Landowners should determine their economic/growth threshold for change from traditional Douglas-fir silvicultural prescriptions. This assessment depends on the age and composition/density of the individual stand. With an estimate of needle retention, either from a field estimate or one of the aforementioned models, average growth losses can be estimated from published research [2]. For assessment of individual stands, the SNCC has developed a stand assessment tool, enabling comparison of the growth of measured trees to that predicted for the same trees with a regional growth model, assuming no SNC [5]. Traditional tree improvement programs hold promise for improving tolerance of disease under moderate and lower disease severity [30]. Under high disease severity, alternative species are recommended [34], such as western hemlock, western redcedar, Sitka spruce, or red alder, though these species have specialized management requirements and generally have less value in the current log market. Management of western hemlock alone or with mixes of Douglas-fir have been suggested across the gradient of disease severity and to take advantage of natural regeneration among the planted Douglas-fir. Zhao et al. [32] recommend precommercial thinning selection of both species, depending on their relative size.
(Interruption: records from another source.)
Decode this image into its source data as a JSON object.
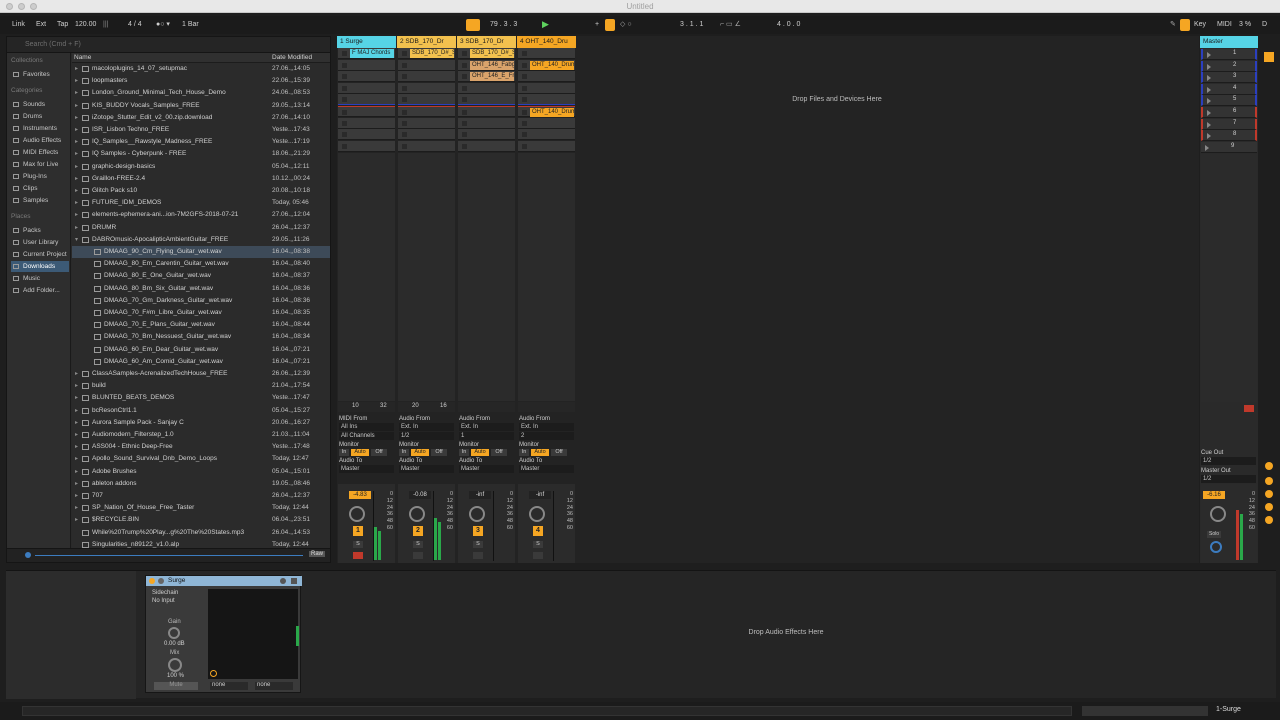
{
  "window": {
    "title": "Untitled"
  },
  "control_bar": {
    "link": "Link",
    "ext": "Ext",
    "tap": "Tap",
    "tempo": "120.00",
    "signature": "4 / 4",
    "metro": "1 Bar",
    "position": "79 .  3 .  3",
    "loop_start": "3 .  1 .  1",
    "loop_length": "4 .  0 .  0",
    "key": "Key",
    "midi": "MIDI",
    "cpu": "3 %",
    "disk": "D"
  },
  "browser": {
    "search_placeholder": "Search (Cmd + F)",
    "collections_header": "Collections",
    "collections": [
      "Favorites"
    ],
    "categories_header": "Categories",
    "categories": [
      "Sounds",
      "Drums",
      "Instruments",
      "Audio Effects",
      "MIDI Effects",
      "Max for Live",
      "Plug-Ins",
      "Clips",
      "Samples"
    ],
    "places_header": "Places",
    "places": [
      "Packs",
      "User Library",
      "Current Project",
      "Downloads",
      "Music",
      "Add Folder..."
    ],
    "selected_place": "Downloads",
    "col_name": "Name",
    "col_date": "Date Modified",
    "raw_label": "Raw",
    "files": [
      {
        "name": "macoloplugins_14_07_setupmac",
        "date": "27.06.,,14:05",
        "type": "folder",
        "indent": 0
      },
      {
        "name": "loopmasters",
        "date": "22.06.,,15:39",
        "type": "folder",
        "indent": 0
      },
      {
        "name": "London_Ground_Minimal_Tech_House_Demo",
        "date": "24.06.,,08:53",
        "type": "folder",
        "indent": 0
      },
      {
        "name": "KIS_BUDDY Vocals_Samples_FREE",
        "date": "29.05.,,13:14",
        "type": "folder",
        "indent": 0
      },
      {
        "name": "iZotope_Stutter_Edit_v2_00.zip.download",
        "date": "27.06.,,14:10",
        "type": "folder",
        "indent": 0
      },
      {
        "name": "ISR_Lisbon Techno_FREE",
        "date": "Yeste...17:43",
        "type": "folder",
        "indent": 0
      },
      {
        "name": "IQ_Samples__Rawstyle_Madness_FREE",
        "date": "Yeste...17:19",
        "type": "folder",
        "indent": 0
      },
      {
        "name": "IQ Samples - Cyberpunk - FREE",
        "date": "18.06.,,21:29",
        "type": "folder",
        "indent": 0
      },
      {
        "name": "graphic-design-basics",
        "date": "05.04.,,12:11",
        "type": "folder",
        "indent": 0
      },
      {
        "name": "Graillon-FREE-2.4",
        "date": "10.12.,,00:24",
        "type": "folder",
        "indent": 0
      },
      {
        "name": "Glitch Pack s10",
        "date": "20.08.,,10:18",
        "type": "folder",
        "indent": 0
      },
      {
        "name": "FUTURE_IDM_DEMOS",
        "date": "Today, 05:46",
        "type": "folder",
        "indent": 0
      },
      {
        "name": "elements-ephemera-ani...ion-7M2GFS-2018-07-21",
        "date": "27.06.,,12:04",
        "type": "folder",
        "indent": 0
      },
      {
        "name": "DRUMR",
        "date": "26.04.,,12:37",
        "type": "folder",
        "indent": 0
      },
      {
        "name": "DABROmusic-ApocalipticAmbientGuitar_FREE",
        "date": "29.05.,,11:26",
        "type": "folder",
        "indent": 0,
        "open": true
      },
      {
        "name": "DMAAG_90_Cm_Flying_Guitar_wet.wav",
        "date": "16.04.,,08:38",
        "type": "audio",
        "indent": 1,
        "selected": true
      },
      {
        "name": "DMAAG_80_Em_Carentin_Guitar_wet.wav",
        "date": "16.04.,,08:40",
        "type": "audio",
        "indent": 1
      },
      {
        "name": "DMAAG_80_E_One_Guitar_wet.wav",
        "date": "16.04.,,08:37",
        "type": "audio",
        "indent": 1
      },
      {
        "name": "DMAAG_80_Bm_Six_Guitar_wet.wav",
        "date": "16.04.,,08:36",
        "type": "audio",
        "indent": 1
      },
      {
        "name": "DMAAG_70_Gm_Darkness_Guitar_wet.wav",
        "date": "16.04.,,08:36",
        "type": "audio",
        "indent": 1
      },
      {
        "name": "DMAAG_70_F#m_Libre_Guitar_wet.wav",
        "date": "16.04.,,08:35",
        "type": "audio",
        "indent": 1
      },
      {
        "name": "DMAAG_70_E_Plans_Guitar_wet.wav",
        "date": "16.04.,,08:44",
        "type": "audio",
        "indent": 1
      },
      {
        "name": "DMAAG_70_Bm_Nessuest_Guitar_wet.wav",
        "date": "16.04.,,08:34",
        "type": "audio",
        "indent": 1
      },
      {
        "name": "DMAAG_60_Em_Dear_Guitar_wet.wav",
        "date": "16.04.,,07:21",
        "type": "audio",
        "indent": 1
      },
      {
        "name": "DMAAG_60_Am_Comid_Guitar_wet.wav",
        "date": "16.04.,,07:21",
        "type": "audio",
        "indent": 1
      },
      {
        "name": "ClassASamples-AcrenalizedTechHouse_FREE",
        "date": "26.06.,,12:39",
        "type": "folder",
        "indent": 0
      },
      {
        "name": "build",
        "date": "21.04.,,17:54",
        "type": "folder",
        "indent": 0
      },
      {
        "name": "BLUNTED_BEATS_DEMOS",
        "date": "Yeste...17:47",
        "type": "folder",
        "indent": 0
      },
      {
        "name": "bcResonCtrl1.1",
        "date": "05.04.,,15:27",
        "type": "folder",
        "indent": 0
      },
      {
        "name": "Aurora Sample Pack - Sanjay C",
        "date": "20.06.,,16:27",
        "type": "folder",
        "indent": 0
      },
      {
        "name": "Audiomodern_Filterstep_1.0",
        "date": "21.03.,,11:04",
        "type": "folder",
        "indent": 0
      },
      {
        "name": "ASS004 - Ethnic Deep-Free",
        "date": "Yeste...17:48",
        "type": "folder",
        "indent": 0
      },
      {
        "name": "Apollo_Sound_Survival_Dnb_Demo_Loops",
        "date": "Today, 12:47",
        "type": "folder",
        "indent": 0
      },
      {
        "name": "Adobe Brushes",
        "date": "05.04.,,15:01",
        "type": "folder",
        "indent": 0
      },
      {
        "name": "ableton addons",
        "date": "19.05.,,08:46",
        "type": "folder",
        "indent": 0
      },
      {
        "name": "707",
        "date": "26.04.,,12:37",
        "type": "folder",
        "indent": 0
      },
      {
        "name": "SP_Nation_Of_House_Free_Taster",
        "date": "Today, 12:44",
        "type": "folder",
        "indent": 0
      },
      {
        "name": "$RECYCLE.BIN",
        "date": "06.04.,,23:51",
        "type": "folder",
        "indent": 0
      },
      {
        "name": "While%20Trump%20Play...g%20The%20States.mp3",
        "date": "26.04.,,14:53",
        "type": "file",
        "indent": 0
      },
      {
        "name": "Singularities_n89122_v1.0.alp",
        "date": "Today, 12:44",
        "type": "file",
        "indent": 0
      }
    ]
  },
  "session": {
    "drop_text": "Drop Files and Devices Here",
    "tracks": [
      {
        "name": "1 Surge",
        "color": "#56d4e6",
        "clips": [
          {
            "slot": 0,
            "name": "F MAJ Chords",
            "color": "#56d4e6"
          }
        ],
        "io_from": "MIDI From",
        "from_src": "All Ins",
        "from_ch": "All Channels",
        "monitor": "Monitor",
        "mon": [
          "In",
          "Auto",
          "Off"
        ],
        "to": "Audio To",
        "to_dst": "Master",
        "vol": "-4.83",
        "num": "1",
        "ctrl1": "10",
        "ctrl2": "32",
        "meter": 0.55
      },
      {
        "name": "2 SDB_170_Dr",
        "color": "#f2c14e",
        "clips": [
          {
            "slot": 0,
            "name": "SDB_170_D#_S",
            "color": "#f2c14e"
          }
        ],
        "io_from": "Audio From",
        "from_src": "Ext. In",
        "from_ch": "1/2",
        "monitor": "Monitor",
        "mon": [
          "In",
          "Auto",
          "Off"
        ],
        "to": "Audio To",
        "to_dst": "Master",
        "vol": "-0.08",
        "num": "2",
        "ctrl1": "20",
        "ctrl2": "16",
        "meter": 0.7
      },
      {
        "name": "3 SDB_170_Dr",
        "color": "#f2c14e",
        "clips": [
          {
            "slot": 0,
            "name": "SDB_170_D#_S",
            "color": "#f2c14e"
          },
          {
            "slot": 1,
            "name": "OHT_146_Fabg",
            "color": "#d9a36b"
          },
          {
            "slot": 2,
            "name": "OHT_146_E_Fr",
            "color": "#d9a36b"
          }
        ],
        "io_from": "Audio From",
        "from_src": "Ext. In",
        "from_ch": "1",
        "monitor": "Monitor",
        "mon": [
          "In",
          "Auto",
          "Off"
        ],
        "to": "Audio To",
        "to_dst": "Master",
        "vol": "-inf",
        "num": "3",
        "ctrl1": "",
        "ctrl2": "",
        "meter": 0
      },
      {
        "name": "4 OHT_140_Dru",
        "color": "#f5a623",
        "clips": [
          {
            "slot": 1,
            "name": "OHT_140_Drum",
            "color": "#f5a623"
          },
          {
            "slot": 5,
            "name": "OHT_140_Drum",
            "color": "#f5a623"
          }
        ],
        "io_from": "Audio From",
        "from_src": "Ext. In",
        "from_ch": "2",
        "monitor": "Monitor",
        "mon": [
          "In",
          "Auto",
          "Off"
        ],
        "to": "Audio To",
        "to_dst": "Master",
        "vol": "-inf",
        "num": "4",
        "ctrl1": "",
        "ctrl2": "",
        "meter": 0
      }
    ],
    "scale": [
      "0",
      "12",
      "24",
      "36",
      "48",
      "60"
    ],
    "master": {
      "name": "Master",
      "scenes": [
        "1",
        "2",
        "3",
        "4",
        "5",
        "6",
        "7",
        "8",
        "9"
      ],
      "cue_out": "Cue Out",
      "cue_val": "1/2",
      "master_out": "Master Out",
      "master_val": "1/2",
      "vol": "-6.16",
      "solo": "Solo"
    }
  },
  "device": {
    "title": "Surge",
    "sidechain": "Sidechain",
    "sc_input": "No Input",
    "gain": "Gain",
    "gain_val": "0.00 dB",
    "mix": "Mix",
    "mix_val": "100 %",
    "mute": "Mute",
    "none1": "none",
    "none2": "none",
    "drop_text": "Drop Audio Effects Here"
  },
  "status": {
    "track": "1-Surge"
  },
  "colors": {
    "accent": "#f5a623",
    "selection": "#3d4a58",
    "surge": "#56d4e6"
  }
}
The Swiss Needle Cast Cooperative (Oregon State University, Oregon Department of Forestry, US Forest Service, Bureau of Land Management, Stimson Lumber, Starker Forests, and Weyerhaeuser Corp) and private forest landowner partners are facilitating long term monitoring using aerial detection and ground survey based growth impact and disease severity monitoring plots. These monitoring techniques are necessary to understand the continuing dynamics of disease on the landscape and develop IPM strategies based on known impacts to tree growth. Silvicultural experimentation and alternative/mixed species management, combined with tree improvement and continued epidemiology and silvicultural research will aid management of this on-going disease epidemic.